Online Program

Return to main conference page
Friday, February 16
CS04 Working with Messy Data Fri, Feb 16, 9:15 AM - 10:45 AM
Salon E

Doing Data Linkage: A Behind-the-Scenes Look (303529)

View Presentation View Presentation

Lisa B. Mirel, National Center for Health Statistics, CDC 
*Clinton J. Thompson, National Center for Health Statistics, CDC 

Keywords: mortality linkage, NCHS, NDI

Linking survey and vital or administrative records is complicated. The steps outlined in the record linkage literature include cleaning and standardizing the input data sources, determining match weights and score cutoffs, and finalizing a file.

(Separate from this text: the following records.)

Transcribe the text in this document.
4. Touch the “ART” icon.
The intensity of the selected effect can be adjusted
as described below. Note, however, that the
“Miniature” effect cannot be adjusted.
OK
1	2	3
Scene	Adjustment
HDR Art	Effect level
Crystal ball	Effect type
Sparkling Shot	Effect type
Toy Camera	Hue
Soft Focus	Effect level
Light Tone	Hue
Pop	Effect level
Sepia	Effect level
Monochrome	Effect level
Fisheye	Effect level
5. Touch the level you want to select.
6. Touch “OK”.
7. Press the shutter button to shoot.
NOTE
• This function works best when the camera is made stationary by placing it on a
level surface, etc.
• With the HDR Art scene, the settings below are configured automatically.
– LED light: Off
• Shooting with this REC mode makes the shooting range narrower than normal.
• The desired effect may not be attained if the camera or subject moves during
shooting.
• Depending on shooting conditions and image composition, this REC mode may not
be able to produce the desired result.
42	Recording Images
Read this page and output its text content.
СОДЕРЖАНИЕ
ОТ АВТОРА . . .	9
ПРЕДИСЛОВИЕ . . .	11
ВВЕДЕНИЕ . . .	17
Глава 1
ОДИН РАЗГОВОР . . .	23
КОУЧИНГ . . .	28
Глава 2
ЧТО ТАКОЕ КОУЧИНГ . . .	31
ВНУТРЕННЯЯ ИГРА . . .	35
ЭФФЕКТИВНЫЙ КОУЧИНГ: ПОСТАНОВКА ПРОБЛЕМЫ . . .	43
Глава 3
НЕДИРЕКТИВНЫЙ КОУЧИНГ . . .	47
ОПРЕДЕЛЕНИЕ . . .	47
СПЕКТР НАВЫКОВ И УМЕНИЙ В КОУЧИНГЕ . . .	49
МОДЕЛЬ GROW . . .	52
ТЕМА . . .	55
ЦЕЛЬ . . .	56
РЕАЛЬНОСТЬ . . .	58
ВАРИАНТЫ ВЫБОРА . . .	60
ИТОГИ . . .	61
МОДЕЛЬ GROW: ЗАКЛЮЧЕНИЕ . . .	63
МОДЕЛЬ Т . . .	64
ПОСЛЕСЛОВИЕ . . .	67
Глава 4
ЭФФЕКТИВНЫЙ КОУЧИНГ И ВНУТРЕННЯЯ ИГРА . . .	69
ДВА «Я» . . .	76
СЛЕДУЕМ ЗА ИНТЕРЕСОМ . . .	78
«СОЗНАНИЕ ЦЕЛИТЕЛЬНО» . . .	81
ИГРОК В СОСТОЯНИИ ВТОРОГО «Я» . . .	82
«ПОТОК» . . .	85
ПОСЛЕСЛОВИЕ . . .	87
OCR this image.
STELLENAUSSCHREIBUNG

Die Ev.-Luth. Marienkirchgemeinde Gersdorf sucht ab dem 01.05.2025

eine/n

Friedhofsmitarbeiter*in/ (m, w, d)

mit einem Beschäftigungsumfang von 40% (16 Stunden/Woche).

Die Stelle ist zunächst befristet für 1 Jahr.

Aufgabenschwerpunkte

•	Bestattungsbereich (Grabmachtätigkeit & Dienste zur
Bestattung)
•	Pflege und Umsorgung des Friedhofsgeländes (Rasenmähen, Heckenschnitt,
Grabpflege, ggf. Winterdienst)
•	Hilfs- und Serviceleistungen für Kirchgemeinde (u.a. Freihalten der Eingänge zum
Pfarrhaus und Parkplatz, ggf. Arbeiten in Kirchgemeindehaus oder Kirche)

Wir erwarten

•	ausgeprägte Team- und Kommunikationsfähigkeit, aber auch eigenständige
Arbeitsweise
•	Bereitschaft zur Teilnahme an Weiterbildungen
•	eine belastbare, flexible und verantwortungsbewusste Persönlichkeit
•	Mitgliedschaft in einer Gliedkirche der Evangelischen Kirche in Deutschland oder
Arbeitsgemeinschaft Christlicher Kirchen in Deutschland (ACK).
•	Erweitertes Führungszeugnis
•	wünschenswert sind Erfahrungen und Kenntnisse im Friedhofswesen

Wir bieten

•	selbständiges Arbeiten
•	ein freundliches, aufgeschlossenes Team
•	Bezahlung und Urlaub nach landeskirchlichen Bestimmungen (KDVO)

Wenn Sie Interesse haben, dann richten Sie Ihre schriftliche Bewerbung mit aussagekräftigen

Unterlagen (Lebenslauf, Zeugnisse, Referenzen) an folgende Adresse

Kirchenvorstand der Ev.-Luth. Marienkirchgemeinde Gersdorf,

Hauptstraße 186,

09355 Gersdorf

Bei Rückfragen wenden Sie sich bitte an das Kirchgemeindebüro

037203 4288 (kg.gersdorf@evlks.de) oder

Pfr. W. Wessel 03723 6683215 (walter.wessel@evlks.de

The practice of data linkage, however, is messy and non-linear and includes tasks not prominently featured in the literature: managing large databases (without Big Data tools), comparing analysis results between current and past linkages, and communicating summary data to a diverse team. Using the NCHS surveys linked to the National Death Index (NDI) as an example, this talk will discuss these practical aspects of data linkage from the perspective of one practitioner to another. We will explore the necessity to use multiple statistical programs, the use of visual dashboards for concisely presenting results to a team, and discuss how all of these aspects combined are part of the process to create a final linked file. We will conclude with possible enhancements moving forward.